The Italian Pavilion in New Italy gives visitors an idea of Italy's history and traditions.
The Italian Pavilion in New Italy gives visitors an idea of Italy's history and traditions.

How the bloody hell can New Italy survive amid highway work?

NEW ITALY is open for business to local and travelling visitors, with the pavilion, museum, cafe and other amenities available daily.

The village has a population of just 186, according to the 2016 census, and resident Adrian Murgo knows.

Mr Murgo settled in New Italy 12 years ago, and since then has seen the village hit by the Pacific Highway upgrade, drought, bushfires and pandemic restrictions in the last couple of years.

"We are missing locusts and frogs, I guess," he said.

Still, New Italy is open for business and happy to receive visitors.

Mr Murgo is part of the New Italy committee and lives across the road from the museum.

"Financially, we want people to come in, but also socially we love having visitors here," he explained.

 

Resident Adrian Murgo next to a sign confirming New Italy is open and ready to receive visitors.
Resident Adrian Murgo next to a sign confirming New Italy is open and ready to receive visitors.

An idea to build a service centre nearby is still being debated, but last summer's bushfires seem to have delayed that project, as no development has been submitted to council yet.

"My opinion is that we need better communications, better radio, TV and phone reception. After the bushfires, we realised that living too disconnected from society is not always a good thing," he said.

"We had two fires here, and it was a miracle … no, scrap that, it was because the community showed up and helped save the silks, the memories, the photos and all the valuable objects we have in the museum, that the place is now open again.

"We are a resilient group of people, and we are also supported by descendants of Italian people that live nearby."

 

 

 

 

The treasurer and acting secretary of the New Italy Museum, Peter Blackwood, said the place remains well-visited these days.

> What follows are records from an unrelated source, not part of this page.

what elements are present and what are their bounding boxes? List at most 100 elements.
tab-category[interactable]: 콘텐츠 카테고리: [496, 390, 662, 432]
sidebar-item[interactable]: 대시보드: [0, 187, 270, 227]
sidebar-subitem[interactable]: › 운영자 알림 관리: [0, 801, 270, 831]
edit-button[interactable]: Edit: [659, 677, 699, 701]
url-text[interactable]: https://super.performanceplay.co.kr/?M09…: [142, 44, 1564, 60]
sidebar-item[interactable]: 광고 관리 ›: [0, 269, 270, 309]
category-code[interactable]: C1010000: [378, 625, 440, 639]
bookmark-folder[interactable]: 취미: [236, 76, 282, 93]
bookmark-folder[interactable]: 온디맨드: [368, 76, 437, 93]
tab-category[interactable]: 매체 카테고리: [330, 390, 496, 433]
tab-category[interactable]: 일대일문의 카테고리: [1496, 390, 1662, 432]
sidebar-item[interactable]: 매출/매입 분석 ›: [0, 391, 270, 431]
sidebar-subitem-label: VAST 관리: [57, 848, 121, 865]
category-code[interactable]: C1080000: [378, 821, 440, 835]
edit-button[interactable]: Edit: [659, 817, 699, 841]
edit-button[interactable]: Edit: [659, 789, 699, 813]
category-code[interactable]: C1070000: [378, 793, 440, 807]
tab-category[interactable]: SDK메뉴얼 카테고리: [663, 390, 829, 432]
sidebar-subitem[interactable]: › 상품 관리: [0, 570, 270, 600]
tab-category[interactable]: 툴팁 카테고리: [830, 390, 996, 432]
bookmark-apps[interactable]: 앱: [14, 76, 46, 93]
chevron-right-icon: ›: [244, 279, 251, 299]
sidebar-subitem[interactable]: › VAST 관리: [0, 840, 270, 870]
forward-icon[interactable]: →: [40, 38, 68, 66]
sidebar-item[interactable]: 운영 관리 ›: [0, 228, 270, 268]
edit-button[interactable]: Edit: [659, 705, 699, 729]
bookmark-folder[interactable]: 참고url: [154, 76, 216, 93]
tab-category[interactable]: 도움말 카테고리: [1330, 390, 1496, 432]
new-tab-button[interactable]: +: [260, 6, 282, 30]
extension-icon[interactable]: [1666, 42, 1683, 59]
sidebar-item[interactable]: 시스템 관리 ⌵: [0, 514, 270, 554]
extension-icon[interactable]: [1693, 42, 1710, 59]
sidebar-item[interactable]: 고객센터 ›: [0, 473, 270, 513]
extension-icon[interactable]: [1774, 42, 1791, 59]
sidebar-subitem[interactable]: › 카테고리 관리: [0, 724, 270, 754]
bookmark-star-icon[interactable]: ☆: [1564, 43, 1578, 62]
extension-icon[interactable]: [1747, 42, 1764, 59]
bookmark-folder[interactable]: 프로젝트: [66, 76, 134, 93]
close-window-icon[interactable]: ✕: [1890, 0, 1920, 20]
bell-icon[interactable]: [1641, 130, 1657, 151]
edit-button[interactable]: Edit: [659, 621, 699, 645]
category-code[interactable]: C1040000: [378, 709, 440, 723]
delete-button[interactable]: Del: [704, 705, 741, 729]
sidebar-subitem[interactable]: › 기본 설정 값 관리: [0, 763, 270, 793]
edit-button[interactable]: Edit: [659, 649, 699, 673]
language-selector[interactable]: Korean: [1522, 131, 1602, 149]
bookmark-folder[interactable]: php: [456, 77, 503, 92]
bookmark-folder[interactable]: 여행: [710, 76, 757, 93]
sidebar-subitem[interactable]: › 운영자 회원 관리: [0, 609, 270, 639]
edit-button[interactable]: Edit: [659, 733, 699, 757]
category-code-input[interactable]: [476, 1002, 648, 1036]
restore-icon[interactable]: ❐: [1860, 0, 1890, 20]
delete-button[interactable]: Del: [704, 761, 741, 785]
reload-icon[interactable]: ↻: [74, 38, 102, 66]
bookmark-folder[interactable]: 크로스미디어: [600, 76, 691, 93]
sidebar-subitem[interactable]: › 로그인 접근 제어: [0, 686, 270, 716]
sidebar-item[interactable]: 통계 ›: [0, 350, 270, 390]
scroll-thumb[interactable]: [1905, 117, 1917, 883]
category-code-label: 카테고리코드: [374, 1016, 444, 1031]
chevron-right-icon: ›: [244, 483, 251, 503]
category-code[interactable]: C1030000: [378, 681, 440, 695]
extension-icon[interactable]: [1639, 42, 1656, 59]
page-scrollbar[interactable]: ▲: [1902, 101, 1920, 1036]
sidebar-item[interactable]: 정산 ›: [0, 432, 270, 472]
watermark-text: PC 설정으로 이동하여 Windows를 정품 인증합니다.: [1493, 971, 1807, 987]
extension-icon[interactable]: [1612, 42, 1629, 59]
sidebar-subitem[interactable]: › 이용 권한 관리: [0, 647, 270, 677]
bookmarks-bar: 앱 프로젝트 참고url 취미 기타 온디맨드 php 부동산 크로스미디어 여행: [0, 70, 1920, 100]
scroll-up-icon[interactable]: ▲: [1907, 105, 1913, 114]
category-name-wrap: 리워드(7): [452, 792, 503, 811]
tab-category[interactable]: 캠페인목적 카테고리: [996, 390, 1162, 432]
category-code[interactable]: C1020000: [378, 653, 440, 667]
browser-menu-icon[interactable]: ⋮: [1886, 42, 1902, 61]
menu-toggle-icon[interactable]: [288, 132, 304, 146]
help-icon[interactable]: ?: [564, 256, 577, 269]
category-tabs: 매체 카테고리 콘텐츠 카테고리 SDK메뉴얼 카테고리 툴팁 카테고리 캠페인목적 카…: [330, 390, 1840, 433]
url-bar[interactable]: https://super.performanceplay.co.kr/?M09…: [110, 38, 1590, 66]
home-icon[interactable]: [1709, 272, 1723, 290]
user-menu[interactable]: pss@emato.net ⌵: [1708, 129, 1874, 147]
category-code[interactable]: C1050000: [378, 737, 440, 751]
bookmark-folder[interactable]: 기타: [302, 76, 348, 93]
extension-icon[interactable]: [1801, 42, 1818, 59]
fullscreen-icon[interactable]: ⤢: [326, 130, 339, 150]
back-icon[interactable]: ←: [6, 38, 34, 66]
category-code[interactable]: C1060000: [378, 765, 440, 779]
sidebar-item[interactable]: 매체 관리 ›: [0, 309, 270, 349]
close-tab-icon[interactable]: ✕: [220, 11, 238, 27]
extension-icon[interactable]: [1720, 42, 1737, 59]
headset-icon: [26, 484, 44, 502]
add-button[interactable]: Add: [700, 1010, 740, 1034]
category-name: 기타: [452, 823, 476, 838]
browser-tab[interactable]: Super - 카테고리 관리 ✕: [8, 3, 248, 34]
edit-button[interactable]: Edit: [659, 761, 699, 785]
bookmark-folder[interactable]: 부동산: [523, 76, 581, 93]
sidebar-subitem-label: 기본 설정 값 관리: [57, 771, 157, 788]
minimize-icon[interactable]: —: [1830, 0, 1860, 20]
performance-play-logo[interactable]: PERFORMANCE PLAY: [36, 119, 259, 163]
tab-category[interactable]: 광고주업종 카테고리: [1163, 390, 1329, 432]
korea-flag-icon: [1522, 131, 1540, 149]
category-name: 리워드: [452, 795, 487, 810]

"Pre-COVID we were averaging about 600 to 650 visitors per day, and now the numbers have obviously decreased because there are fewer people on the road, to around 350 per day on average," he said.

"We're seeing around ten overnight stays a day on the rear car park.

"The carpark is currently an RMS stop off the highway, mainly northbound traffic coming from Coffs Harbour."

Once the highway upgrade is completed, close to the end of this year, New Italy hopes to reap the benefit of word-of-mouth popularity gained during the last 18 months.